Même si plusieurs se réjouissent de la conclusion d'un nouveau contrat de travail mettant fin à un lock-out de six mois à l'aluminerie de Rio Tinto Alcan (RTA) à Alma, certains observateurs considèrent qu'il est difficile pour les syndiqués de crier victoire.
Jeudi, les syndiqués ont accepté l'entente de principe dans une proportion de 82,8 % pour les membres de l'accréditation horaire, de 92,5 % pour ceux du Centre de revêtement des cuves et de 83,3 % pour les employés de bureau.

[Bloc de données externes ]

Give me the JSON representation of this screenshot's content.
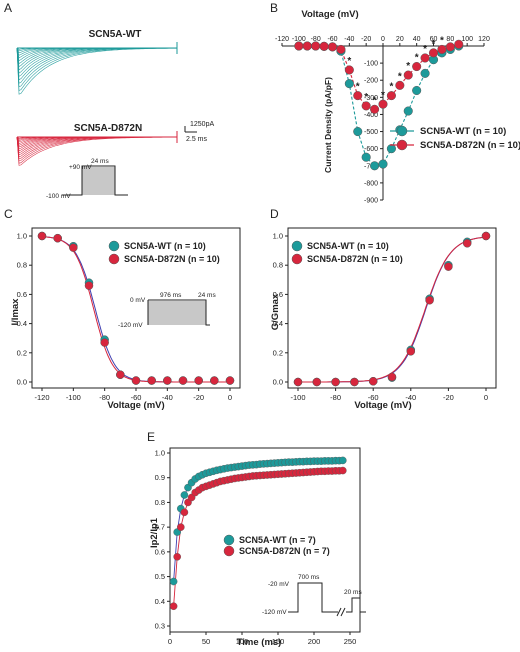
{
  "colors": {
    "wt": "#1d9a9a",
    "mut": "#d7263d",
    "fit": "#3f3fb0",
    "axis": "#222222"
  },
  "panels": {
    "A": {
      "label": "A",
      "wt_label": "SCN5A-WT",
      "mut_label": "SCN5A-D872N",
      "scale_current": "1250pA",
      "scale_time": "2.5 ms",
      "protocol": {
        "top_voltage": "+90 mV",
        "hold_voltage": "-100 mV",
        "duration": "24 ms"
      }
    },
    "B": {
      "label": "B"
    },
    "C": {
      "label": "C",
      "protocol": {
        "v0": "0 mV",
        "v1": "-120 mV",
        "d1": "976 ms",
        "d2": "24 ms"
      }
    },
    "D": {
      "label": "D"
    },
    "E": {
      "label": "E",
      "protocol": {
        "v0": "-20 mV",
        "v1": "-120 mV",
        "d1": "700 ms",
        "d2": "20 ms"
      }
    }
  },
  "chart_data": [
    {
      "panel": "B",
      "type": "line",
      "xlabel": "Voltage (mV)",
      "ylabel": "Current Density (pA/pF)",
      "xlim": [
        -120,
        120
      ],
      "ylim": [
        -900,
        0
      ],
      "xticks": [
        "-120",
        "-100",
        "-80",
        "-60",
        "-40",
        "-20",
        "0",
        "20",
        "40",
        "60",
        "80",
        "100",
        "120"
      ],
      "yticks": [
        "0",
        "-100",
        "-200",
        "-300",
        "-400",
        "-500",
        "-600",
        "-700",
        "-800",
        "-900"
      ],
      "legend_position": "right",
      "series": [
        {
          "name": "SCN5A-WT",
          "n": "(n = 10)",
          "x": [
            -100,
            -90,
            -80,
            -70,
            -60,
            -50,
            -40,
            -30,
            -20,
            -10,
            0,
            10,
            20,
            30,
            40,
            50,
            60,
            70,
            80,
            90
          ],
          "y": [
            0,
            0,
            0,
            -2,
            -5,
            -30,
            -220,
            -500,
            -650,
            -700,
            -690,
            -600,
            -490,
            -380,
            -260,
            -160,
            -80,
            -40,
            -20,
            0
          ]
        },
        {
          "name": "SCN5A-D872N",
          "n": "(n = 10)",
          "x": [
            -100,
            -90,
            -80,
            -70,
            -60,
            -50,
            -40,
            -30,
            -20,
            -10,
            0,
            10,
            20,
            30,
            40,
            50,
            60,
            70,
            80,
            90
          ],
          "y": [
            0,
            0,
            0,
            -2,
            -5,
            -20,
            -140,
            -290,
            -350,
            -370,
            -340,
            -290,
            -230,
            -170,
            -120,
            -70,
            -40,
            -20,
            -5,
            10
          ]
        }
      ],
      "significance": {
        "symbol": "*",
        "x": [
          -40,
          -30,
          -20,
          -10,
          0,
          10,
          20,
          30,
          40,
          50,
          60,
          70
        ]
      }
    },
    {
      "panel": "C",
      "type": "scatter",
      "xlabel": "Voltage (mV)",
      "ylabel": "I/Imax",
      "xlim": [
        -120,
        0
      ],
      "ylim": [
        0,
        1.0
      ],
      "xticks": [
        "-120",
        "-100",
        "-80",
        "-60",
        "-40",
        "-20",
        "0"
      ],
      "yticks": [
        "0.0",
        "0.2",
        "0.4",
        "0.6",
        "0.8",
        "1.0"
      ],
      "legend_position": "top-right",
      "series": [
        {
          "name": "SCN5A-WT",
          "n": "(n = 10)",
          "x": [
            -120,
            -110,
            -100,
            -90,
            -80,
            -70,
            -60,
            -50,
            -40,
            -30,
            -20,
            -10,
            0
          ],
          "y": [
            1.0,
            0.985,
            0.93,
            0.68,
            0.29,
            0.05,
            0.01,
            0.01,
            0.01,
            0.01,
            0.01,
            0.01,
            0.01
          ]
        },
        {
          "name": "SCN5A-D872N",
          "n": "(n = 10)",
          "x": [
            -120,
            -110,
            -100,
            -90,
            -80,
            -70,
            -60,
            -50,
            -40,
            -30,
            -20,
            -10,
            0
          ],
          "y": [
            1.0,
            0.985,
            0.92,
            0.66,
            0.27,
            0.05,
            0.01,
            0.01,
            0.01,
            0.01,
            0.01,
            0.01,
            0.01
          ]
        }
      ]
    },
    {
      "panel": "D",
      "type": "scatter",
      "xlabel": "Voltage (mV)",
      "ylabel": "G/Gmax",
      "xlim": [
        -100,
        0
      ],
      "ylim": [
        0,
        1.0
      ],
      "xticks": [
        "-100",
        "-80",
        "-60",
        "-40",
        "-20",
        "0"
      ],
      "yticks": [
        "0.0",
        "0.2",
        "0.4",
        "0.6",
        "0.8",
        "1.0"
      ],
      "legend_position": "top-left",
      "series": [
        {
          "name": "SCN5A-WT",
          "n": "(n = 10)",
          "x": [
            -100,
            -90,
            -80,
            -70,
            -60,
            -50,
            -40,
            -30,
            -20,
            -10,
            0
          ],
          "y": [
            0,
            0,
            0,
            0,
            0.005,
            0.03,
            0.22,
            0.57,
            0.8,
            0.96,
            1.0
          ]
        },
        {
          "name": "SCN5A-D872N",
          "n": "(n = 10)",
          "x": [
            -100,
            -90,
            -80,
            -70,
            -60,
            -50,
            -40,
            -30,
            -20,
            -10,
            0
          ],
          "y": [
            0,
            0,
            0,
            0,
            0.005,
            0.035,
            0.21,
            0.56,
            0.79,
            0.95,
            1.0
          ]
        }
      ]
    },
    {
      "panel": "E",
      "type": "scatter",
      "xlabel": "Time (ms)",
      "ylabel": "Ip2/Ip1",
      "xlim": [
        0,
        250
      ],
      "ylim": [
        0.3,
        1.0
      ],
      "xticks": [
        "0",
        "50",
        "100",
        "150",
        "200",
        "250"
      ],
      "yticks": [
        "0.3",
        "0.4",
        "0.5",
        "0.6",
        "0.7",
        "0.8",
        "0.9",
        "1.0"
      ],
      "legend_position": "lower-left",
      "series": [
        {
          "name": "SCN5A-WT",
          "n": "(n = 7)"
        },
        {
          "name": "SCN5A-D872N",
          "n": "(n = 7)"
        }
      ],
      "x": [
        5,
        10,
        15,
        20,
        25,
        30,
        35,
        40,
        45,
        50,
        55,
        60,
        65,
        70,
        75,
        80,
        85,
        90,
        95,
        100,
        105,
        110,
        115,
        120,
        125,
        130,
        135,
        140,
        145,
        150,
        155,
        160,
        165,
        170,
        175,
        180,
        185,
        190,
        195,
        200,
        205,
        210,
        215,
        220,
        225,
        230,
        235,
        240
      ],
      "wt": [
        0.48,
        0.68,
        0.775,
        0.83,
        0.86,
        0.88,
        0.895,
        0.905,
        0.912,
        0.918,
        0.922,
        0.926,
        0.93,
        0.933,
        0.936,
        0.939,
        0.941,
        0.943,
        0.945,
        0.947,
        0.949,
        0.951,
        0.952,
        0.953,
        0.955,
        0.956,
        0.957,
        0.958,
        0.959,
        0.96,
        0.961,
        0.962,
        0.963,
        0.963,
        0.964,
        0.965,
        0.965,
        0.966,
        0.966,
        0.967,
        0.967,
        0.967,
        0.968,
        0.968,
        0.968,
        0.969,
        0.969,
        0.97
      ],
      "mut": [
        0.38,
        0.58,
        0.7,
        0.76,
        0.8,
        0.82,
        0.84,
        0.85,
        0.86,
        0.865,
        0.87,
        0.875,
        0.88,
        0.885,
        0.888,
        0.891,
        0.894,
        0.897,
        0.899,
        0.901,
        0.903,
        0.905,
        0.907,
        0.908,
        0.909,
        0.91,
        0.911,
        0.912,
        0.913,
        0.914,
        0.915,
        0.916,
        0.917,
        0.918,
        0.919,
        0.92,
        0.921,
        0.922,
        0.923,
        0.924,
        0.925,
        0.926,
        0.926,
        0.927,
        0.927,
        0.928,
        0.928,
        0.929
      ]
    }
  ]
}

Selon l'entente, l'employeur protégerait 90 % des emplois de la sous-traitance. Toutefois, une soixantaine de postes sont supprimés au Centre de revêtement des cuves.
« Ce qui me frappe, c'est qu'on insistait sur le maintien d'un plancher d'emploi et que finalement, on fait disparaître tous les emplois correspondant à une unité de négociation », affirme Alain Barré, professeur en relations industrielles à l'Université Laval.
« Je me demande même si le syndicat n'aurait pas eu intérêt à régler le conflit dès le départ. J'avais cru comprendre que l'employeur reconnaissait la sécurité d'emploi absolue à tous ceux qui étaient sur la liste de paye au 31 décembre dernier, ce qui n'est pas rien dans le secteur privé. Manifestement, ce n'est plus le cas », dit-il.
Même s'il soutient qu'il ne faut pas sauter aux conclusions, puisque le texte final de l'entente de principe n'a pas encore été rendu public, M. Barré souligne certains dangers potentiels.
« Les travailleurs [dont le poste est supprimé] vont être intégrés dans d'autres usines, éventuellement. Mais attention, il faut que les conventions des employés où atterriront ces travailleurs respectent leur ancienneté. Si vous arrivez d'une autre unité de négociation, il faut que les textes le prévoient. J'espère que le syndicat des métallos a eu cette préoccupation », souligne-t-il.
Évaluer les forces de la partie adverse
Selon le spécialiste, le contexte économique favorisait RTA dans ce conflit de travail.
« Lorsque tu t'engages dans un conflit, tu dois bien évaluer la capacité de l'autre partie de résister à la pression. Le conflit a été déclenché à un moment où le coût de l'aluminium était relativement bas. Si le prix de l'aluminium avait été plus haut, il y aurait eu beaucoup plus de pression sur RTA pour régler le conflit. C'était un mauvais timing de la part du syndicat », dit-il.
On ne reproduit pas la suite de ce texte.